We should do one of the stunts that rat bastard put us on film doing, Dwynn thought grimly. Abseiling ninja-style into the compound and kidnapping him without anyone any the wiser. Against stoned-out ragheads I might have tried, but the SS is way too disciplined for that to…
Even the SAS team was stunned by the sudden and violent explosion as the barracks blew apart. A hail of shots rang out in the night as the snipers fired, hunting down the SS men in the open and slaughtering them before they could react. Dwynn picked up the Stinger missile and fired; directly at the gates. A second explosion blossomed in the night, the five team members ran forward, covered by the snipers. A German jumped up and aimed his rifle; he was dead before he could squeeze the trigger.

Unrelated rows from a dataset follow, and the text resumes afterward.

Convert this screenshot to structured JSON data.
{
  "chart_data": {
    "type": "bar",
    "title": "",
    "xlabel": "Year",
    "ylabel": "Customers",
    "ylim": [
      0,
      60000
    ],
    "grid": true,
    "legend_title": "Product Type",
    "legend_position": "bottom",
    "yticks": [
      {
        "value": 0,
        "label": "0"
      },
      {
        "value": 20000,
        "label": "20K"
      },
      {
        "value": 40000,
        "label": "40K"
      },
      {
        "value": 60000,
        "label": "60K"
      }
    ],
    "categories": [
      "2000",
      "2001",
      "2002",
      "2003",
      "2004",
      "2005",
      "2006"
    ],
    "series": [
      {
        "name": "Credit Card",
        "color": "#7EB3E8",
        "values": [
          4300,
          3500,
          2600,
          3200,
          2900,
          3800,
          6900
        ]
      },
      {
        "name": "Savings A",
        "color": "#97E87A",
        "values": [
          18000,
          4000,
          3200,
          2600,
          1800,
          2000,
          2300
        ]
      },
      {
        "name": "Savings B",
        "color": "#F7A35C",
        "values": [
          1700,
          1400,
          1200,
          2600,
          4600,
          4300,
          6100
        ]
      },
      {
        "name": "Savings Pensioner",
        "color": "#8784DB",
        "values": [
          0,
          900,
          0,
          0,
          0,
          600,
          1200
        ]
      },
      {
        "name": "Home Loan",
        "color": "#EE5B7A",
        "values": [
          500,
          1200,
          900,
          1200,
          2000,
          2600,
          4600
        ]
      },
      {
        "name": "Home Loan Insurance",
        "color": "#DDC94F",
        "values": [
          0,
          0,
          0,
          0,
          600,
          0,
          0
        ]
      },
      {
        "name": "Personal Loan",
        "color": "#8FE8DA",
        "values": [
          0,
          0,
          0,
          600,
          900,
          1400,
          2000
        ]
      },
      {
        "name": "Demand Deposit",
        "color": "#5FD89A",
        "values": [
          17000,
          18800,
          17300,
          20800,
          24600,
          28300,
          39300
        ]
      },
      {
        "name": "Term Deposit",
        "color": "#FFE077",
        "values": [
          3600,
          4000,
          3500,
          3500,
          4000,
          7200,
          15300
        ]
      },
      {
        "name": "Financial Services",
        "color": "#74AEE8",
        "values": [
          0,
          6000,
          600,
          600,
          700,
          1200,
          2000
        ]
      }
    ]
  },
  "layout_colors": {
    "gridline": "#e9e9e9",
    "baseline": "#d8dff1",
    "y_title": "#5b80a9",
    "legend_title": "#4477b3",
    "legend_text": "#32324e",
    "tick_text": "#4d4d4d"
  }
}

“Now,” Dwynn subvocalised, as they quickly checked the grounds. Yates launched a second Stinger, targeted on the main door. The explosion shattered the door and Dwynn ran up, pausing only to toss a tear gas grenade through the hole. An SS man stumbled, coughing in sudden panic, and Dwynn shot him quickly, before running in.
“Secure the door,” he snapped, and ran down the corridor, trusting Benton to follow him. A form leapt up in front of him and he fired without thinking; a pyjama-clad SS man fell over backwards, missing half of his head. He kicked down the door to the main bedroom and jumped through, scanning the room. It seemed to be empty, but an infrared scan revealed the form hiding at the end of the room, in the shadows.
“We’ve come to get you out,” he called, in his bad German. Before beginning his SAS training, it had been worse. “Field Marshall, stand up please.”
The condemned man gets a good bed, Rommel thought wryly, as he turned in for the night. It was a good bed, nice and soft in all the right places, designed subtly to roll to bodies together in the night. He missed his wife, or even his temporary mistress; the room was just made for romance. Skorzeny had thought that it was soft, but until the Fuhrer passed judgement on him it would be well to avoid cold cells and torture.